Monday, September 1, 2008

Re:CP snacks

Been reading Cedric Price recently. It's fun. Sharing some quotes:

- "Design is concerned with conscious distortion of time, distance and size. If it achieves none of these distortions it is unlikely to be more than the elaboration of the status quo."
Really, design is all about change. If nothing is changed, why bother?

- "Architecture is too slow in its realisation to be a 'problem solver'."
The current economy shows us the speed of architecture. How many projects are on hold, not mentioning those that are already dead? One may argue, what if I build in a good/fast economy? I would say, in that case, problems would probably change even faster.
But did CP say design is about "change"? I think the bottom line is to alter the status quo. The design may be a critique/opposition of the status quo; or
a step forward; or it's some sort of brand new visionary dreamland that you would never think of as present...

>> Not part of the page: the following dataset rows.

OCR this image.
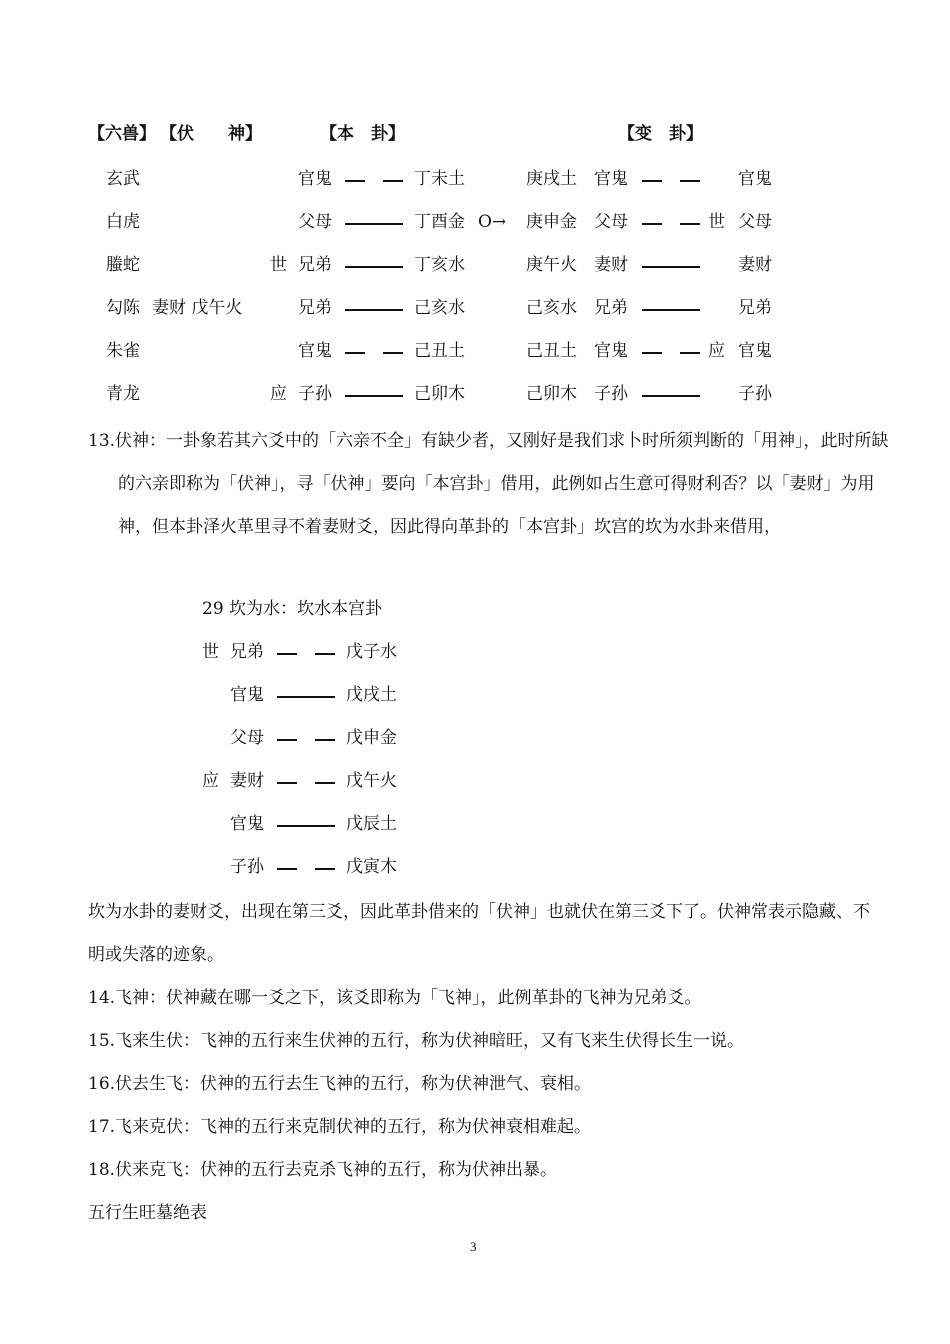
【六兽】 【伏　　神】	【本　卦】	【变　卦】
玄武	官鬼	丁未土	庚戌土 官鬼	官鬼
白虎	父母	丁酉金 O→ 庚申金 父母	世 父母
螣蛇	世 兄弟	丁亥水	庚午火 妻财	妻财
勾陈 妻财 戊午火	兄弟	己亥水	己亥水 兄弟	兄弟
朱雀	官鬼	己丑土	己丑土 官鬼	应 官鬼
青龙	应 子孙	己卯木	己卯木 子孙	子孙
13.伏神：一卦象若其六爻中的「六亲不全」有缺少者，又刚好是我们求卜时所须判断的「用神」，此时所缺的六亲即称为「伏神」，寻「伏神」要向「本宫卦」借用，此例如占生意可得财利否？以「妻财」为用神，但本卦泽火革里寻不着妻财爻，因此得向革卦的「本宫卦」坎宫的坎为水卦来借用，
29 坎为水：坎水本宫卦
世 兄弟	戊子水
官鬼	戊戌土
父母	戊申金
应 妻财	戊午火
官鬼	戊辰土
子孙	戊寅木
坎为水卦的妻财爻，出现在第三爻，因此革卦借来的「伏神」也就伏在第三爻下了。伏神常表示隐藏、不明或失落的迹象。
14.飞神：伏神藏在哪一爻之下，该爻即称为「飞神」，此例革卦的飞神为兄弟爻。
15.飞来生伏：飞神的五行来生伏神的五行，称为伏神暗旺，又有飞来生伏得长生一说。
16.伏去生飞：伏神的五行去生飞神的五行，称为伏神泄气、衰相。
17.飞来克伏：飞神的五行来克制伏神的五行，称为伏神衰相难起。
18.伏来克飞：伏神的五行去克杀飞神的五行，称为伏神出暴。
五行生旺墓绝表
3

- "A city is where you would be unlikely to meet a sheep in the road."
Brendan Behan, 1960

- A survey Tate Modern made of its visitors: "Most people observed spend from five seconds to one minute reading texts about the work and from two seconds to fifteen seconds glancing or looking at the work." They spend more time reading the guides than looking at the work!

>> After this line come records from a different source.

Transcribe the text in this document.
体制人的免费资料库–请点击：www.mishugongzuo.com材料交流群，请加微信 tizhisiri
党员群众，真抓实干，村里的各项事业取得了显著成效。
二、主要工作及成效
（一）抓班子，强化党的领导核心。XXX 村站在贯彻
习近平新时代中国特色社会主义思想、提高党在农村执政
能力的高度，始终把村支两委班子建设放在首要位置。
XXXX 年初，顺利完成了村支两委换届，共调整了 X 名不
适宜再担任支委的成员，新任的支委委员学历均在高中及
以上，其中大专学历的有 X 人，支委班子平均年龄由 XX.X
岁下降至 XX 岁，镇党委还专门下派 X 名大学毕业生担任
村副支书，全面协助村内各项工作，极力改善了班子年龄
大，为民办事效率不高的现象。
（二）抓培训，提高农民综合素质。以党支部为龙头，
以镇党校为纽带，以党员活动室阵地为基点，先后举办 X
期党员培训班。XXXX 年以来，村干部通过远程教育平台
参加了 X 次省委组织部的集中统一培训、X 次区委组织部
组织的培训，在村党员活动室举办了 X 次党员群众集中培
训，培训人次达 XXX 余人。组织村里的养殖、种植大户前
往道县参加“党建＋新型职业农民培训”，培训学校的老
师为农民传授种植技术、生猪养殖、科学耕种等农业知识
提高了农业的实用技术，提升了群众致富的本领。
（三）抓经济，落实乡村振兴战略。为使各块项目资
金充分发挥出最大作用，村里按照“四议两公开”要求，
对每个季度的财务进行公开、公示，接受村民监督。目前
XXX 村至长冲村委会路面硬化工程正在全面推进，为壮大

- "I like the NASA museum in Houston... I like the fact that... they mention not the sponsor but the producer of the object... and also, that they have a lot of samples of things that didn't work. I think it's rather nice to see museums which save objects that don't quite work, and give them a new life just because they're history."
In the time when everybody only cares about the end result, this is rather rare but encouraging.

- "... excellence of performance does not necessarily produce excellent results unless they are viewed as part of the whole process... the need for a mediocre condition or product may demand an excellence of preparatory performance."
Didn't mention what an excellent condition or product demands... What about excellence in both process and product?